AN inquiry into a North Sea helicopter crash will begin today, almost five years after the disaster that claimed 16 lives, including a Worcestershire pilot.

Relatives of those who died on board the Super Puma, including 24-year-old Richard Menzies, from Droitwich, are expected to attend the fatal accident inquiry in Aberdeen.

Fourteen oil workers and two crew were killed when their aircraft plunged into the sea off the Aberdeenshire coast on April 1 2009.

Many of them worked for KCA Deutag Drilling and were returning from BP's Miller platform when the helicopter's main rotor gearbox suffered a ''catastrophic failure''.

The inquiry, expected to last about six weeks, will examine the circumstances of the crash in order to prevent any future tragedy.

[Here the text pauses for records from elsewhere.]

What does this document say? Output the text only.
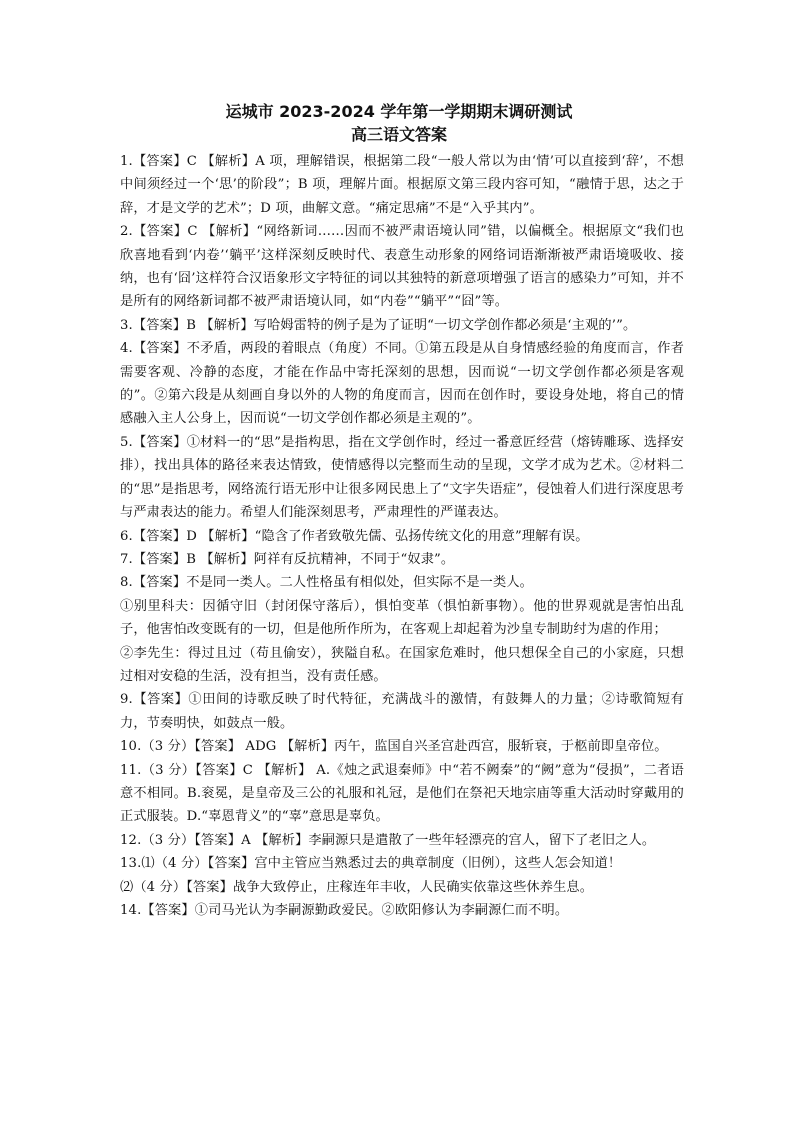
运城市 2023-2024 学年第一学期期末调研测试
高三语文答案

1.【答案】C 【解析】A 项，理解错误，根据第二段“一般人常以为由‘情’可以直接到‘辞’，不想中间须经过一个‘思’的阶段”；B 项，理解片面。根据原文第三段内容可知，“融情于思，达之于辞，才是文学的艺术”；D 项，曲解文意。“痛定思痛”不是“入乎其内”。

2.【答案】C 【解析】“网络新词……因而不被严肃语境认同”错，以偏概全。根据原文“我们也欣喜地看到‘内卷’‘躺平’这样深刻反映时代、表意生动形象的网络词语渐渐被严肃语境吸收、接纳，也有‘囧’这样符合汉语象形文字特征的词以其独特的新意项增强了语言的感染力”可知，并不是所有的网络新词都不被严肃语境认同，如“内卷”“躺平”“囧”等。

3.【答案】B 【解析】写哈姆雷特的例子是为了证明“一切文学创作都必须是‘主观的’”。

4.【答案】不矛盾，两段的着眼点（角度）不同。①第五段是从自身情感经验的角度而言，作者需要客观、冷静的态度，才能在作品中寄托深刻的思想，因而说“一切文学创作都必须是客观的”。②第六段是从刻画自身以外的人物的角度而言，因而在创作时，要设身处地，将自己的情感融入主人公身上，因而说“一切文学创作都必须是主观的”。

5.【答案】①材料一的“思”是指构思，指在文学创作时，经过一番意匠经营（熔铸雕琢、选择安排），找出具体的路径来表达情致，使情感得以完整而生动的呈现，文学才成为艺术。②材料二的“思”是指思考，网络流行语无形中让很多网民患上了“文字失语症”，侵蚀着人们进行深度思考与严肃表达的能力。希望人们能深刻思考，严肃理性的严谨表达。

6.【答案】D 【解析】“隐含了作者致敬先儒、弘扬传统文化的用意”理解有误。

7.【答案】B 【解析】阿祥有反抗精神，不同于“奴隶”。

8.【答案】不是同一类人。二人性格虽有相似处，但实际不是一类人。

①别里科夫：因循守旧（封闭保守落后），惧怕变革（惧怕新事物）。他的世界观就是害怕出乱子，他害怕改变既有的一切，但是他所作所为，在客观上却起着为沙皇专制助纣为虐的作用；

②李先生：得过且过（苟且偷安），狭隘自私。在国家危难时，他只想保全自己的小家庭，只想过相对安稳的生活，没有担当，没有责任感。

9.【答案】①田间的诗歌反映了时代特征，充满战斗的激情，有鼓舞人的力量；②诗歌简短有力，节奏明快，如鼓点一般。

10.（3 分）【答案】 ADG 【解析】丙午，监国自兴圣宫赴西宫，服斩衰，于柩前即皇帝位。

11.（3 分）【答案】C 【解析】 A.《烛之武退秦师》中“若不阙秦”的“阙”意为“侵损”，二者语意不相同。B.衮冕，是皇帝及三公的礼服和礼冠，是他们在祭祀天地宗庙等重大活动时穿戴用的正式服装。D.“辜恩背义”的“辜”意思是辜负。

12.（3 分）【答案】A 【解析】李嗣源只是遣散了一些年轻漂亮的宫人，留下了老旧之人。

13.⑴（4 分）【答案】宫中主管应当熟悉过去的典章制度（旧例），这些人怎会知道！

⑵（4 分）【答案】战争大致停止，庄稼连年丰收，人民确实依靠这些休养生息。

14.【答案】①司马光认为李嗣源勤政爱民。②欧阳修认为李嗣源仁而不明。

Some of the victims' families have expressed anger that there has been no criminal prosecution following the crash.

Lorraine Doyle, father of 57-year-old Raymond Doyle from Cumbernauld, Lanarkshire, said she was "sickened" by the decision by the Crown Office and Procurator Fiscal Service.

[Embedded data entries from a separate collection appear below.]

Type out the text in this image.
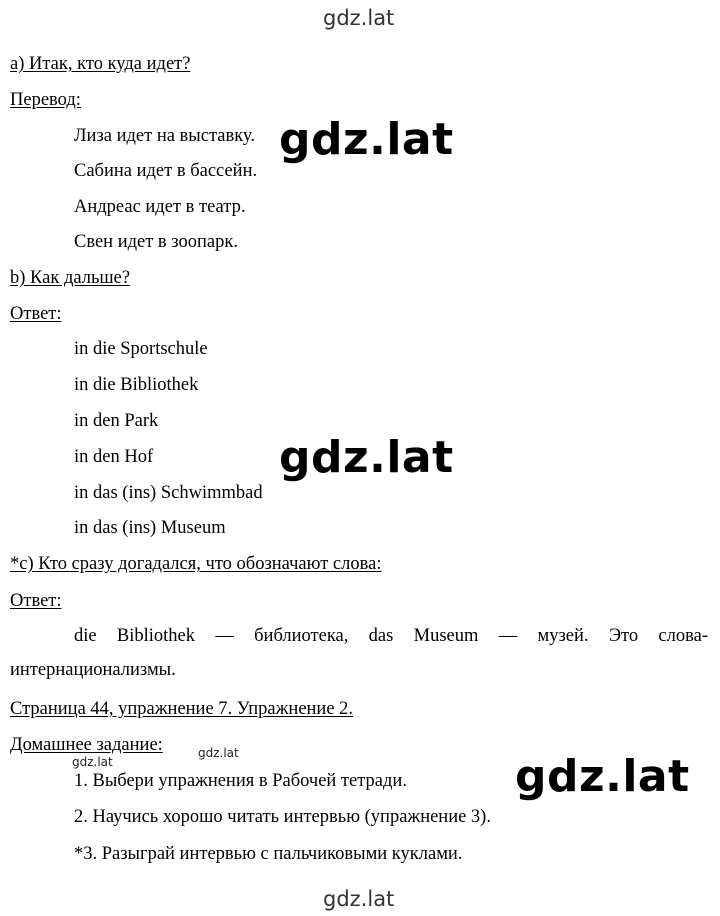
gdz.lat
gdz.lat
gdz.lat
gdz.lat
gdz.lat
gdz.lat
gdz.lat
а) Итак, кто куда идет?
Перевод:
Лиза идет на выставку.
Сабина идет в бассейн.
Андреас идет в театр.
Свен идет в зоопарк.
b) Как дальше?
Ответ:
in die Sportschule
in die Bibliothek
in den Park
in den Hof
in das (ins) Schwimmbad
in das (ins) Museum
*с) Кто сразу догадался, что обозначают слова:
Ответ:
die Bibliothek — библиотека, das Museum — музей. Это слова-
интернационализмы.
Страница 44, упражнение 7. Упражнение 2.
Домашнее задание:
1. Выбери упражнения в Рабочей тетради.
2. Научись хорошо читать интервью (упражнение 3).
*3. Разыграй интервью с пальчиковыми куклами.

A report by the Air Accidents Investigation Branch (AAIB) said that the gearbox failure caused the main rotor on the AS332-L2 model to break away and its ''tail boom'' got severed from the fuselage.

The crash happened just six weeks after a Super Puma EC225 ditched as it approached a production platform owned by BP. All 18 people on board survived this accident.

In May last year the same model of helicopter, destined for an oil platform, went down about 30 miles off the coast of Aberdeen and its 14 passengers and crew had to be rescued.

Five months later, another EC225 carrying an oil crew from Aberdeen to a rig 86 miles north-west of Shetland was forced to ditch. The 17 passengers and two crew were rescued from life rafts by a passing boat.

New advice on checks for the EC225 model were issued following the accidents.

Four oil workers were killed when their Super Puma L2 plunged into the sea off Shetland on August 23 this year. Fourteen people survived.

In the 2009 crash, captain and co-pilot Paul Burnham, 31, from Methlick, Aberdeenshire, and Richard Menzies, 24, from Droitwich, Worcestershire, were killed along with Mr Doyle and 13 other workers.

Five men from Aberdeen died: Alex Dallas, 62, James Costello, 24, Stuart Wood, 27, Vernon Elrick, 41, and Brian Barkley, 30. Two workers were from Aberdeenshire: Leslie Taylor, 41, from Kintore, and Warren Mitchell, 38, from Oldmeldrum.

The other victims were David Rae, 63, from Dumfries; Gareth Hughes, 53, from Angus; Nairn Ferrier, 40, from Dundee; James Edwards, 33, from Liverpool; Nolan Goble, 34, from Norwich; and Mihails Zuravskis, 39, from Latvia.

A Crown Office spokesman said: ''Having carefully considered all the circumstances of this incident, Crown Counsel have decided that there is insufficient evidence for a prosecution and, as a result, no criminal proceedings will be taken.

''The deaths of all 16 men who lost their lives in the tragedy are to be the subject of an inquiry in terms of the Fatal Accidents and Sudden Deaths Inquiry (Scotland) Act 1976."